To be honest, I don't believe that the lower end of that range applies to me - I don't think that I EVER weighed 161 pounds. I'm pretty sure that when I burst forth from my mother's chest and scuttled into the airducts I weighed at least 175. For the sake of discussion, however, I'll work with those numbers. That means that at my heaviest, I needed to lose between 159 and 136 pounds.

Disgusting. And also not realistic. I will likely never see 180 again, but I do think 220 or 200 is doable. That is why I have issued a papal bull declaring this to be:

THE SUMMER OF FITNESS!

I have this grand plan, you see. When my Stats class ends next Thursday, I will have no commitments each day prior to 2pm, for the remainder of the summer. That's from 6/27/08 until 8/25/08; approximately 8 weeks, or exactly 59 days.
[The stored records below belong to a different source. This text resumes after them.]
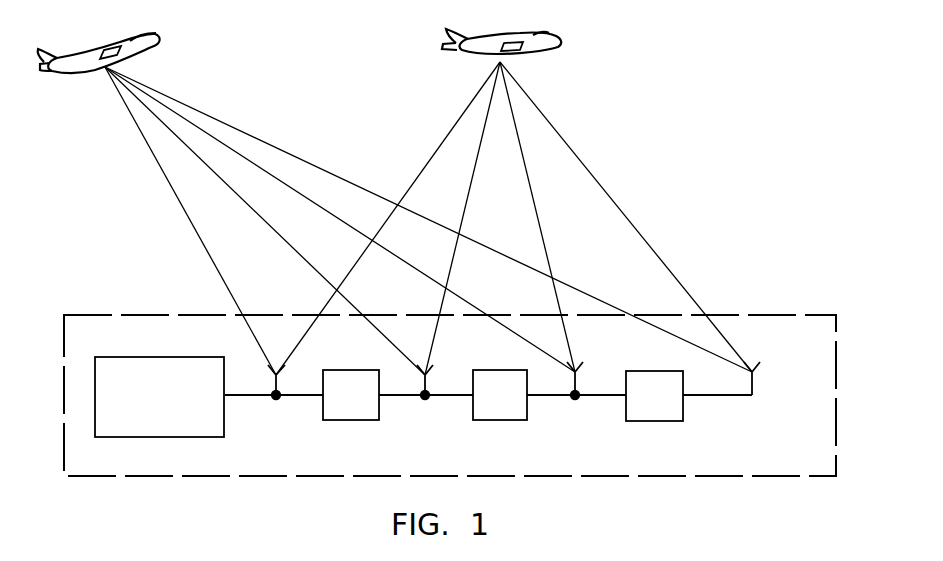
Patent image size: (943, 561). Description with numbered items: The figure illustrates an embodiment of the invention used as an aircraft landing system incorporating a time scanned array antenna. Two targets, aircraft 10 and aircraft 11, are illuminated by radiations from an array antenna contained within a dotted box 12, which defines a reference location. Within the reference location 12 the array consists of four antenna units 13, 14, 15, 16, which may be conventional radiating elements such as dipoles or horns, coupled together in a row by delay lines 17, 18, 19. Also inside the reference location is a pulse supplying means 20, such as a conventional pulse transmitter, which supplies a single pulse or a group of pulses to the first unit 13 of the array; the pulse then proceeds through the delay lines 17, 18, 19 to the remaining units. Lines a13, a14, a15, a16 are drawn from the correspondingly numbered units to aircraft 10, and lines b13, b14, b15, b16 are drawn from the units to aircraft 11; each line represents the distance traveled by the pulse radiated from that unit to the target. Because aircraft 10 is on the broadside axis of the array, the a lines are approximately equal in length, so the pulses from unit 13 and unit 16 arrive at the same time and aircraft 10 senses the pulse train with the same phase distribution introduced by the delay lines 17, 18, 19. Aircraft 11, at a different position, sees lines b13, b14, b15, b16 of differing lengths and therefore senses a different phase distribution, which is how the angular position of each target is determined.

The aircraft 10 is at (564, 36).
The aircraft 11 is at (156, 36).
The dotted box 12 is at (806, 315).
The antenna unit 13 is at (268, 371).
The antenna unit 14 is at (418, 369).
The antenna unit 15 is at (580, 377).
The antenna unit 16 is at (758, 377).
The delay line 17 is at (352, 420).
The delay line 18 is at (502, 420).
The delay line 19 is at (650, 421).
The pulse supplying means 20 is at (127, 357).
The line a13 is at (388, 218).
The line a14 is at (462, 218).
The line a15 is at (532, 217).
The line a16 is at (626, 217).
The line b13 is at (190, 221).
The line b14 is at (265, 221).
The line b15 is at (340, 219).
The line b16 is at (428, 219).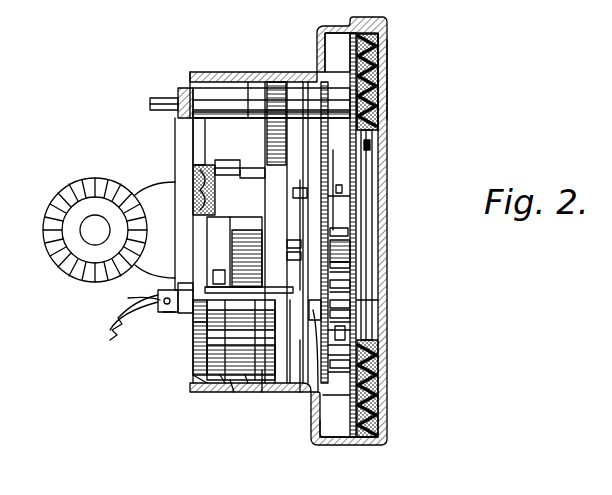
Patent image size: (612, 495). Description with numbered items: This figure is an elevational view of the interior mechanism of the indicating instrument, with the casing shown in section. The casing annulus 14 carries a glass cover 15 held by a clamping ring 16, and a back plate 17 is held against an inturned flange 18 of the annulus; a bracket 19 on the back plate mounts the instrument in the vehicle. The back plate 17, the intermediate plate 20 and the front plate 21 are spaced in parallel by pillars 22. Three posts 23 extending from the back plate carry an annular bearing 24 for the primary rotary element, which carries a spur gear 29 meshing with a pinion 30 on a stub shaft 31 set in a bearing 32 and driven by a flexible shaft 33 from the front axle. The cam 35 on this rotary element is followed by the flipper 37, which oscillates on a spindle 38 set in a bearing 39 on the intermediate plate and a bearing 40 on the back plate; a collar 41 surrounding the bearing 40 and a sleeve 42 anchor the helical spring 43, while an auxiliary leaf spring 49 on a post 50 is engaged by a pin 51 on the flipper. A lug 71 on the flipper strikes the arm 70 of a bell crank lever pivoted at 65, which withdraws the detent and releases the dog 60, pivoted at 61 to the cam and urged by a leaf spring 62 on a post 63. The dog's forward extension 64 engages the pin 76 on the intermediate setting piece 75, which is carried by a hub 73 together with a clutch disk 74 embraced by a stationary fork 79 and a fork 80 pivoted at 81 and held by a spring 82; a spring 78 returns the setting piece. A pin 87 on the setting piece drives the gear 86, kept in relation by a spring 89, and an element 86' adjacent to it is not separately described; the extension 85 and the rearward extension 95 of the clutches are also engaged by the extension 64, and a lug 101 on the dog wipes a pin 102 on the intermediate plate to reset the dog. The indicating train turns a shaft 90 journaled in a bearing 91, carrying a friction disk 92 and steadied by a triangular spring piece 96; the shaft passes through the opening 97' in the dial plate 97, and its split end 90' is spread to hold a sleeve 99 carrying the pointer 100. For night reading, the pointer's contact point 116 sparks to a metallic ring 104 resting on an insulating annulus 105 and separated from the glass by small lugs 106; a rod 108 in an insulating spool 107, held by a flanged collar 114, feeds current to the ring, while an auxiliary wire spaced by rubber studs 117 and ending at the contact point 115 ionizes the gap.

The clamping ring 16 is at (394, 441).
The metallic ring 104 is at (388, 96).
The intermediate setting piece 75 is at (385, 433).
The pin 76 is at (329, 448).
The pillars 22 is at (237, 78).
The insulating spool 107 is at (198, 74).
The intermediate plate 20 is at (300, 100).
The rod 108 is at (250, 100).
The post 50 is at (205, 125).
The flanged collar 114 is at (188, 92).
The front plate 21 is at (338, 53).
The contact point 116 is at (360, 120).
The auxiliary contact point 115 is at (410, 108).
The insulating annulus 105 is at (380, 48).
The small lugs 106 is at (385, 72).
The gear 86 is at (387, 388).
The spring seat 86' is at (424, 295).
The rubber studs 117 is at (373, 150).
The indicating hand 100 is at (372, 160).
The spindle 38 is at (297, 185).
The flipper 37 is at (276, 232).
The pin 51 is at (257, 140).
The posts 23 is at (175, 250).
The bearing 40 is at (200, 185).
The collar 41 is at (205, 165).
The leaf spring 49 is at (197, 130).
The sleeve 42 is at (225, 160).
The helical spring 43 is at (247, 168).
The bracket 19 is at (150, 200).
The spur gear 29 is at (249, 255).
The spring 82 is at (293, 192).
The rearward extension 95 is at (300, 235).
The lug 71 is at (287, 244).
The clutch extension 85 is at (287, 258).
The bearing 39 is at (333, 200).
The triangular spring piece 96 is at (342, 189).
The friction disk 92 is at (420, 166).
The spring 89 is at (350, 250).
The shaft 90 is at (374, 245).
The split end 90' is at (393, 250).
The sleeve 99 is at (350, 283).
The opening 97' is at (393, 272).
The bearing 91 is at (340, 300).
The pivot 81 is at (400, 276).
The pivoted fork 80 is at (350, 314).
The clutch disk 74 is at (425, 303).
The glass cover 15 is at (352, 330).
The spring 78 is at (402, 313).
The stationary fork 79 is at (350, 345).
The hub 73 is at (420, 344).
The dial plate 97 is at (374, 357).
The pin 87 is at (400, 366).
The lug 101 is at (390, 388).
The back plate 17 is at (200, 340).
The dog 60 is at (215, 340).
The leaf spring 62 is at (215, 355).
The arm 70 is at (190, 315).
The inturned flange 18 is at (200, 385).
The annulus 14 is at (222, 390).
The annular bearing 24 is at (248, 392).
The pin 102 is at (233, 395).
The cam 35 is at (262, 395).
The forward extension 64 is at (276, 395).
The pivot 61 is at (290, 395).
The pivot 65 is at (300, 395).
The post 63 is at (316, 400).
The bearing 32 is at (180, 297).
The pinion 30 is at (180, 313).
The stub shaft 31 is at (170, 318).
The flexible shaft 33 is at (110, 330).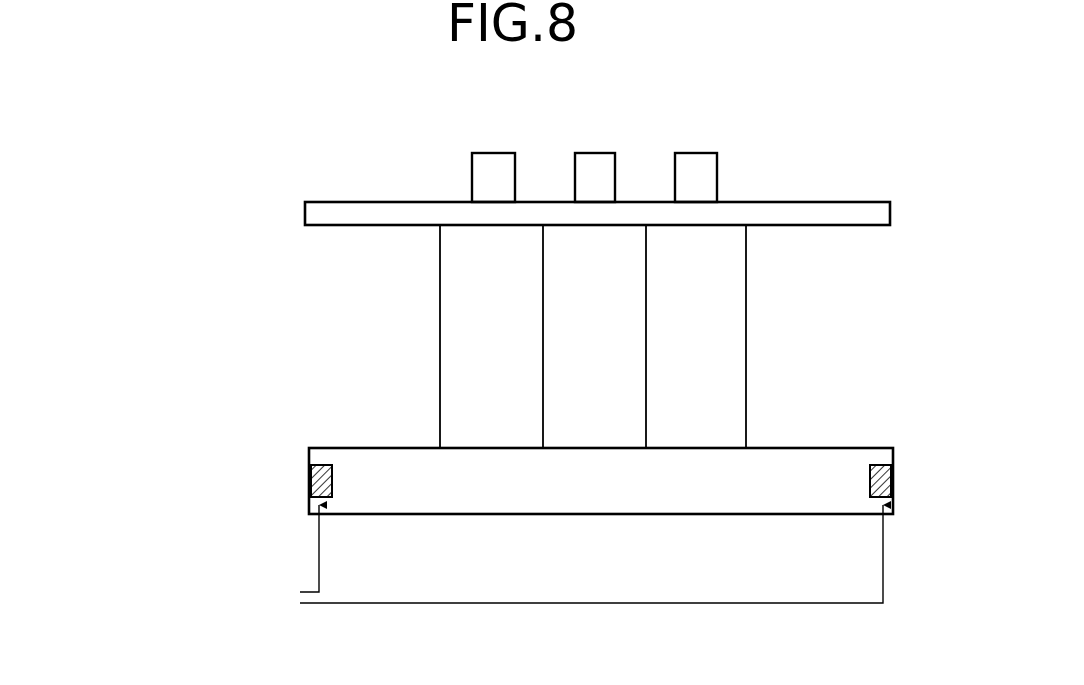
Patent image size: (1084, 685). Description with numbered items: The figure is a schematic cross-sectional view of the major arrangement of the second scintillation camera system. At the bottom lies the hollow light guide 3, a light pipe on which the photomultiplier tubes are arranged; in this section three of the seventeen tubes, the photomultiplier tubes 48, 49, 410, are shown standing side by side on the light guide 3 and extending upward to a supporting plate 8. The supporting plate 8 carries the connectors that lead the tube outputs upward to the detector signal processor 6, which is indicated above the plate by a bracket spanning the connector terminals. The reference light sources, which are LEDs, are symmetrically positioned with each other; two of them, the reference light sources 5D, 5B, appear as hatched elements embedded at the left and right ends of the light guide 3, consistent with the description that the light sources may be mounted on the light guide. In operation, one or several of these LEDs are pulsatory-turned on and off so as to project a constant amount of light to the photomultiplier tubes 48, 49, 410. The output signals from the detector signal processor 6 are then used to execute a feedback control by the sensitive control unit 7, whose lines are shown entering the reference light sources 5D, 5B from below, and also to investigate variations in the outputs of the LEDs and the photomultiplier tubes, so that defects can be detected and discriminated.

The detector signal processor 6 is at (773, 125).
The supporting plate 8 is at (890, 205).
The photomultiplier tube 48 is at (487, 361).
The photomultiplier tube 49 is at (593, 361).
The photomultiplier tube 410 is at (689, 376).
The light guide 3 is at (609, 503).
The reference light source 5D is at (311, 476).
The reference light source 5B is at (892, 481).
The sensitive control unit 7 is at (283, 642).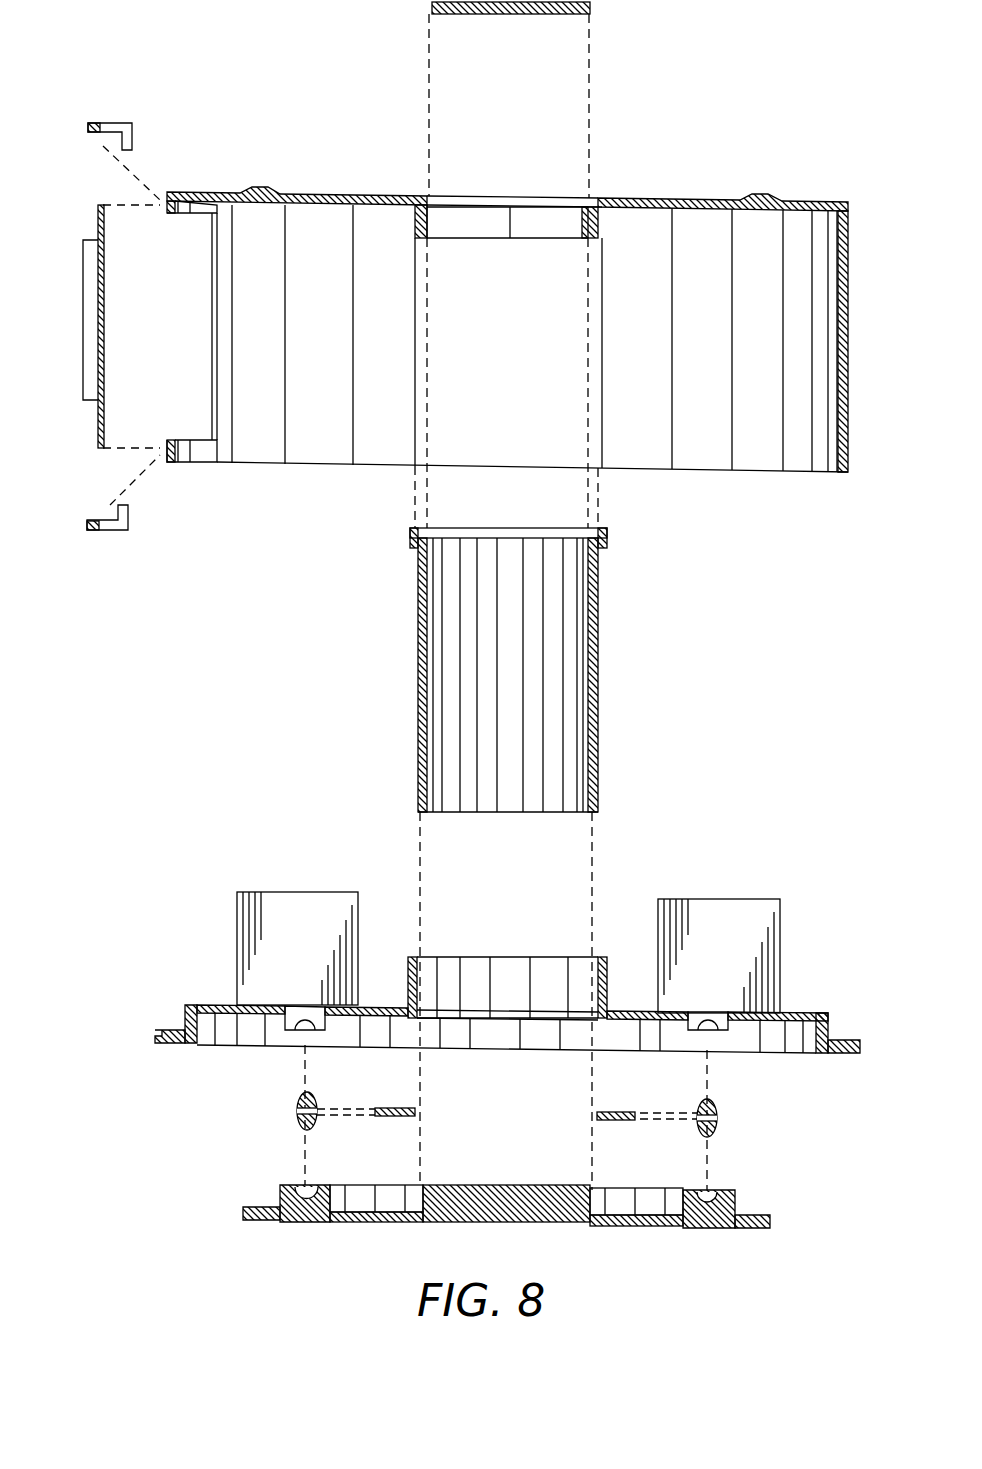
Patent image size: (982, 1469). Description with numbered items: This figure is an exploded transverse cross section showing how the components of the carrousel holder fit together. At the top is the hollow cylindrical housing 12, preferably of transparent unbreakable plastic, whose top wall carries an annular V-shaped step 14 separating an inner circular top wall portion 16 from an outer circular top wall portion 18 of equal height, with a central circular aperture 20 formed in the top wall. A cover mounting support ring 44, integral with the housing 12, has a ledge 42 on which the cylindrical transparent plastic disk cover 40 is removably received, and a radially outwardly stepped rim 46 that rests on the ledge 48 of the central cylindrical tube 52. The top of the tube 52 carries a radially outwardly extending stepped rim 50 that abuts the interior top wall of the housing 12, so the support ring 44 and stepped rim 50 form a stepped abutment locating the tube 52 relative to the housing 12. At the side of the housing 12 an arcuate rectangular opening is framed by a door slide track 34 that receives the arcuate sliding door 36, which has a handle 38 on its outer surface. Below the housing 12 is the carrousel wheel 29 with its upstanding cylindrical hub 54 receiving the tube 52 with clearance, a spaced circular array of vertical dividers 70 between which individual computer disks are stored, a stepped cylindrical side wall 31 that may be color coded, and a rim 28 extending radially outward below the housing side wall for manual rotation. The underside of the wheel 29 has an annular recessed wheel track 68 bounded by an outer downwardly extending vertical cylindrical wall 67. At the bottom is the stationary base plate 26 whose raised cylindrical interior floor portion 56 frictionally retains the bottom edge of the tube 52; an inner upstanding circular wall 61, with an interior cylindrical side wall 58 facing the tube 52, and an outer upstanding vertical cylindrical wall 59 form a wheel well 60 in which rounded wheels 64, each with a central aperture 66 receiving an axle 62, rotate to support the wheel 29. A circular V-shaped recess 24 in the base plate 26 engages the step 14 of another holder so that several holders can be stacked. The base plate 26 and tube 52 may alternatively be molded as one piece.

The housing 12 is at (509, 331).
The annular V-shaped step 14 is at (262, 192).
The inner circular top wall portion 16 is at (702, 198).
The outer circular top wall portion 18 is at (822, 202).
The central circular aperture 20 is at (490, 196).
The circular V-shaped recess 24 is at (243, 1213).
The stationary base plate 26 is at (748, 1228).
The rim 28 is at (466, 1032).
The carrousel wheel 29 is at (795, 1013).
The stepped cylindrical side wall 31 is at (185, 1010).
The door slide track 34 is at (116, 123).
The sliding door 36 is at (100, 410).
The handle 38 is at (96, 305).
The disk cover 40 is at (590, 7).
The ledge 42 is at (592, 200).
The cover mounting support ring 44 is at (522, 228).
The stepped rim 46 is at (600, 215).
The ledge 48 is at (605, 530).
The stepped rim 50 is at (608, 546).
The central cylindrical tube 52 is at (535, 648).
The hub 54 is at (455, 957).
The raised cylindrical interior floor portion 56 is at (494, 1205).
The interior cylindrical side wall 58 is at (348, 1185).
The outer upstanding vertical cylindrical wall 59 is at (287, 1190).
The wheel well 60 is at (725, 1195).
The inner upstanding circular wall 61 is at (695, 1190).
The axle 62 is at (605, 1112).
The rounded wheels 64 is at (717, 1108).
The central aperture 66 is at (717, 1121).
The outer downwardly extending vertical cylindrical wall 67 is at (722, 1031).
The annular recessed wheel track 68 is at (300, 1031).
The vertical dividers 70 is at (712, 899).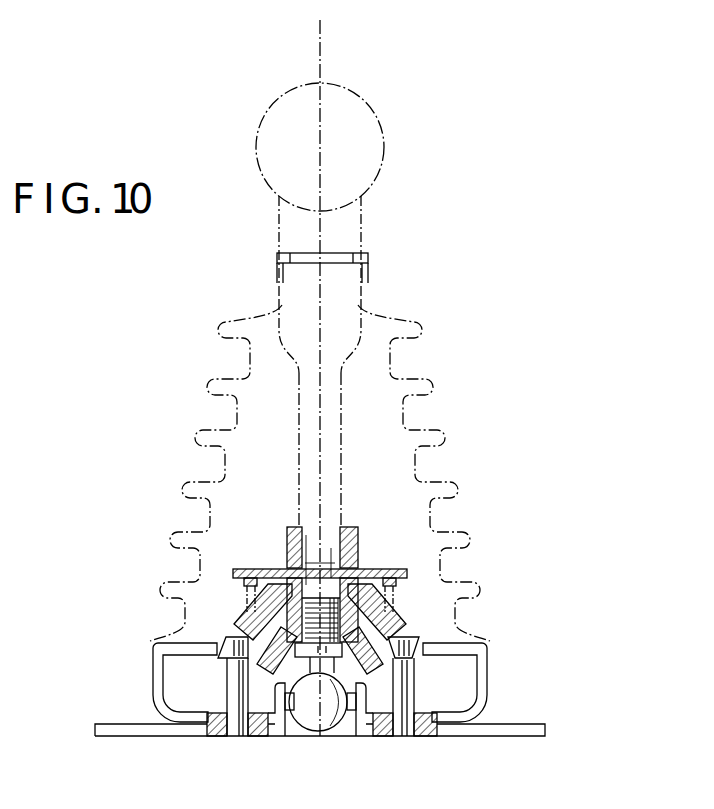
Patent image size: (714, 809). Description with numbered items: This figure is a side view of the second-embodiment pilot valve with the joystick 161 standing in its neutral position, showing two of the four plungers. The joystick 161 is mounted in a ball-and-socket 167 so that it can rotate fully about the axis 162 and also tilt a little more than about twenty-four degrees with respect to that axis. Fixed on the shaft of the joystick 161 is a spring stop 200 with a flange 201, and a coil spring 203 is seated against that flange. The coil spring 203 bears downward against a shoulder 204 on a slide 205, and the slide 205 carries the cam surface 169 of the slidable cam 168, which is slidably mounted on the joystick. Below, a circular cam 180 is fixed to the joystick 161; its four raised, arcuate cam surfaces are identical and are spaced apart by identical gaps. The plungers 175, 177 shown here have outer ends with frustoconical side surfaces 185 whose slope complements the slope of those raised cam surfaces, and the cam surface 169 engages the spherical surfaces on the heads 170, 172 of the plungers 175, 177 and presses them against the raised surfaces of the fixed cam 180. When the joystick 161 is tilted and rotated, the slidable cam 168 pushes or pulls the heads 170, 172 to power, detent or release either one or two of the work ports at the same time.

The axis 162 is at (322, 230).
The joystick 161 is at (330, 470).
The shoulder 204 is at (196, 585).
The spring stop 200 is at (376, 563).
The slide 205 is at (268, 566).
The flange 201 is at (253, 566).
The coil spring 203 is at (412, 588).
The slidable cam 168 is at (402, 607).
The cam surface 169 is at (224, 646).
The frustoconical side surfaces 185 is at (226, 662).
The head 170 is at (185, 623).
The head 172 is at (492, 645).
The plunger 175 is at (235, 740).
The plunger 177 is at (407, 737).
The circular cam 180 is at (373, 737).
The ball-and-socket 167 is at (314, 722).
While I could spend all of those days sleeping in, surfing for pr0n, and beating Mass Effect, I have something else in mind.

I want to see exactly how much I can accomplish in that time. I have goals for weight loss, of course, but also for meditation, running, badminton, kettlebells, handball, squash, and tennis. Those goals vary greatly - from "Run a 10K" to "Stop Sucking" (that one is for tennis). I plan to put together a workout plan that requires me to be up and at it from 9:00 to at least noon every weekday, and then we have our usual schedule of court sports after 5pm each day. I'm also allowing time in there to work on training my birds as well, probably about 30 minutes a day. I am working on charts and graphs to track my progress - weight, heart rate, body measurements, distance, duration, etc. Since I'm a complete internet whore, it will all be posted on my 100 Pounds blog for you to jeer at (hey, any hits are good hits...)

If you are one of the damned who live in Black Vatican City and would like to join me (or just point and laugh) let me know - misery loves company.